Jusqu'à un tiers de ce capital mis en Bourse sera réservé aux particuliers, a précisé Bruno Le Maire, et le gouvernement mène donc une campagne pour inciter les Français à se lancer.
Pourquoi l'Etat cède-t-il la majorité de son capital ?
Afin de décrocher le ticket gagnant. L'Etat, en effet, devrait tirer entre 1,6 et 1,9 milliard d'euros de l'opération, selon un calcul de l'AFP, même s'il faut ensuite intégrer la décote de 2% annoncée pour les investisseurs particuliers. Cet argent doit servir à désendetter l'Etat et à "financer les technologies qui feront la croissance et les emplois de demain grâce au fonds pour l'innovation et l'industrie créé par le président de la République", selon Bruno Le Maire. Le ministre de l'Economie a déjà ciblé plusieurs pistes de développement.
Il nous faut de l'argent pour l'intelligence artificielle, le calcul quantique, le stockage des données, la santé du XXIe siècle. La France doit rester dans la course technologique.
Bruno Le Maire, ministre de l'Economielors d'une conférence de presse
Les fonds "viendront abonder l'agence France Trésor et, de fait, ils réduiront le besoin de financement de l'Etat", a ajouté Martin Vial, commissaire aux participations de l'Etat. "Cette privatisation doit donner de nouvelles perspectives de développement à la FDJ, a par ailleurs promis Bruno Le Maire. Ce n'est pas une privatisation comme ça, mais une vraie politique réfléchie. L'Etat reste présent au capital et gardera 20%".
Reste à savoir si cette opération séduira réellement les particuliers et répondra aux attentes de Bercy. La privatisation de la Française des jeux sera donc un test grandeur nature pour le gouvernement, d'autant que c'est la première fois depuis 2005 – et la privatisation d'EDF – que le grand public est associé à une telle opération initiée par l'Etat.

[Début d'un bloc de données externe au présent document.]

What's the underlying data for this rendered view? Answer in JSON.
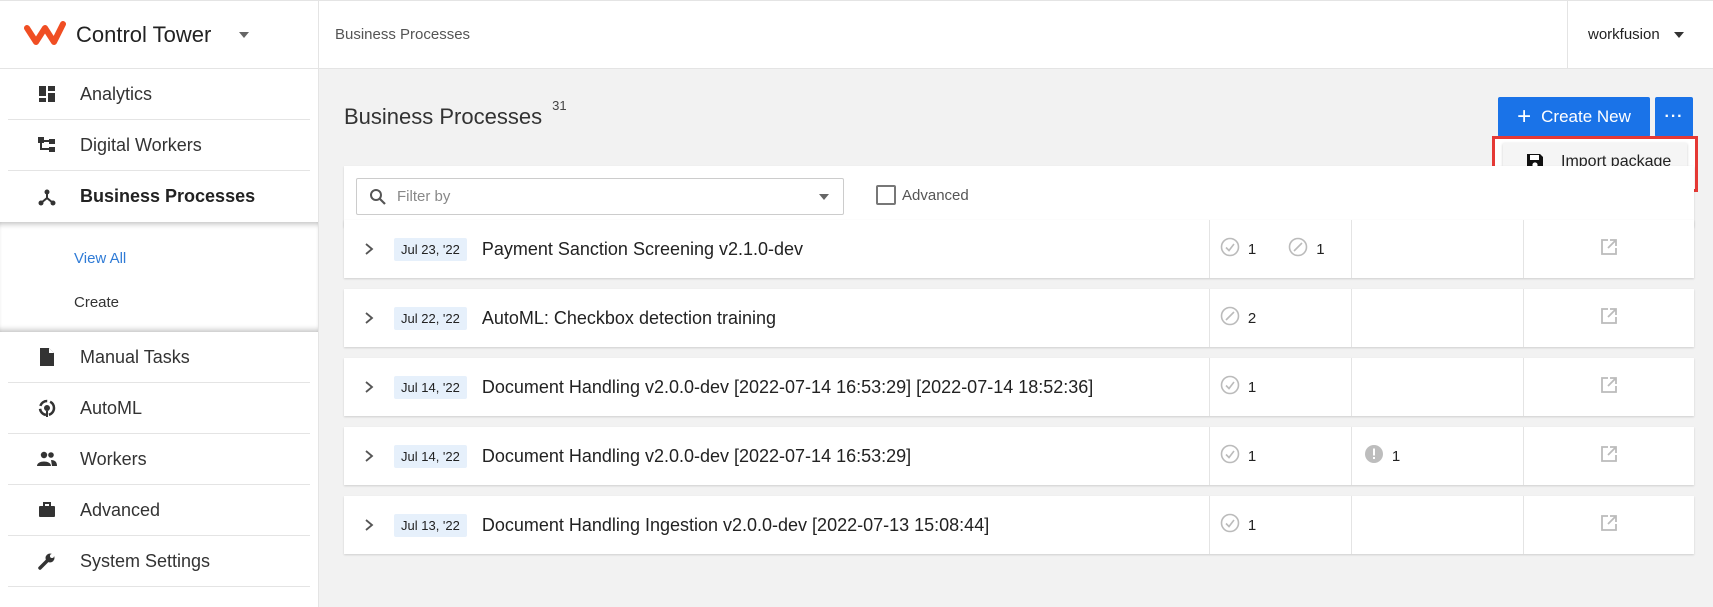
{
  "app": {
    "title": "Control Tower",
    "user": "workfusion",
    "accent": "#1a73e8",
    "brand_color": "#f04e23"
  },
  "breadcrumb": "Business Processes",
  "sidebar": {
    "items": [
      {
        "label": "Analytics",
        "icon": "analytics-icon"
      },
      {
        "label": "Digital Workers",
        "icon": "digital-workers-icon"
      },
      {
        "label": "Business Processes",
        "icon": "business-processes-icon"
      },
      {
        "label": "Manual Tasks",
        "icon": "document-icon"
      },
      {
        "label": "AutoML",
        "icon": "automl-icon"
      },
      {
        "label": "Workers",
        "icon": "people-icon"
      },
      {
        "label": "Advanced",
        "icon": "briefcase-icon"
      },
      {
        "label": "System Settings",
        "icon": "wrench-icon"
      }
    ],
    "sub_items": [
      {
        "label": "View All"
      },
      {
        "label": "Create"
      }
    ]
  },
  "main": {
    "title": "Business Processes",
    "count": "31",
    "create_label": "Create New",
    "more_label": "···",
    "menu_item": "Import package",
    "filter_placeholder": "Filter by",
    "advanced_label": "Advanced"
  },
  "rows": [
    {
      "date": "Jul 23, '22",
      "name": "Payment Sanction Screening v2.1.0-dev",
      "stats": [
        "1",
        "1"
      ],
      "alert": ""
    },
    {
      "date": "Jul 22, '22",
      "name": "AutoML: Checkbox detection training",
      "stats": [
        "2"
      ],
      "alert": ""
    },
    {
      "date": "Jul 14, '22",
      "name": "Document Handling v2.0.0-dev [2022-07-14 16:53:29] [2022-07-14 18:52:36]",
      "stats": [
        "1"
      ],
      "alert": ""
    },
    {
      "date": "Jul 14, '22",
      "name": "Document Handling v2.0.0-dev [2022-07-14 16:53:29]",
      "stats": [
        "1"
      ],
      "alert": "1"
    },
    {
      "date": "Jul 13, '22",
      "name": "Document Handling Ingestion v2.0.0-dev [2022-07-13 15:08:44]",
      "stats": [
        "1"
      ],
      "alert": ""
    }
  ]
}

L'Etat tire-t-il un trait sur de futures recettes ?
Même après la privatisation, l'Etat continuera d'empocher les quelque 3,5 milliards d'euros de recettes fiscales et sociales versées chaque année par la FDJ. Soit, tout de même, près de 1,5% des recettes nettes du budget national. L'Etat recevra également 380 millions d'euros de l'entreprise après sa privatisation, en contrepartie du monopole et du droit d'exploiter pendant vingt-cinq ans les jeux de loterie et les paris sportifs dans son réseau physique.
La seule rentrée d'argent à laquelle l'Etat renonce, c'est le dividende. Lors de l'exercice 2018, quelque 87 millions d'euros avaient terminé dans les caisses. Cette somme, bien entendu, va fortement chuter puisque l'Etat va abaisser sa présence de 72% à 20% au capital de la FDJ. Le député LR Gilles Carrez, spécialiste des finances publiques, a fait part de ses inquiétudes sur France Inter, car il redoute une future augmentation d'impôts ou de taxes pour compenser ce manque à gagner.
Faut-il se lancer et acheter des actions ?
La Française des jeux est une entreprise rentable, qui a connu une croissance moyenne de 5% au cours des vingt-cinq dernières années. L'an passé, elle a distribué 130 millions d'euros de dividendes. "On a un rendement attractif sur une valeur moins risquée du fait de son profil, de la sécurité de son monopole sur vingt-cinq ans", a notamment fait valoir sa PDG, Stéphane Pallez, sur le plateau de BFM Business. Pour convaincre les particuliers, une décote de 2% sera appliquée sur le prix des actions et une action gratuite sera accordée pour dix actions achetées, si celles-ci sont conservées pendant au moins dix-huit mois.
En revanche, les petits porteurs ont été mis à mal par la crise de 2008. Ils peuvent également être échaudés par les exemples des entrées en Bourse d'EDF (2005) et de France Télécom (1997), dont les cours restent aujourd'hui en dessous de leur niveau d'introduction. Les introductions en Bourse, par ailleurs, ne sont pas toujours le meilleur moment pour se lancer, car le prix du cours est alors maximisé pour garantir le succès de l'opération. Parfois, mieux vaut patienter et attendre une stabilisation de l'action.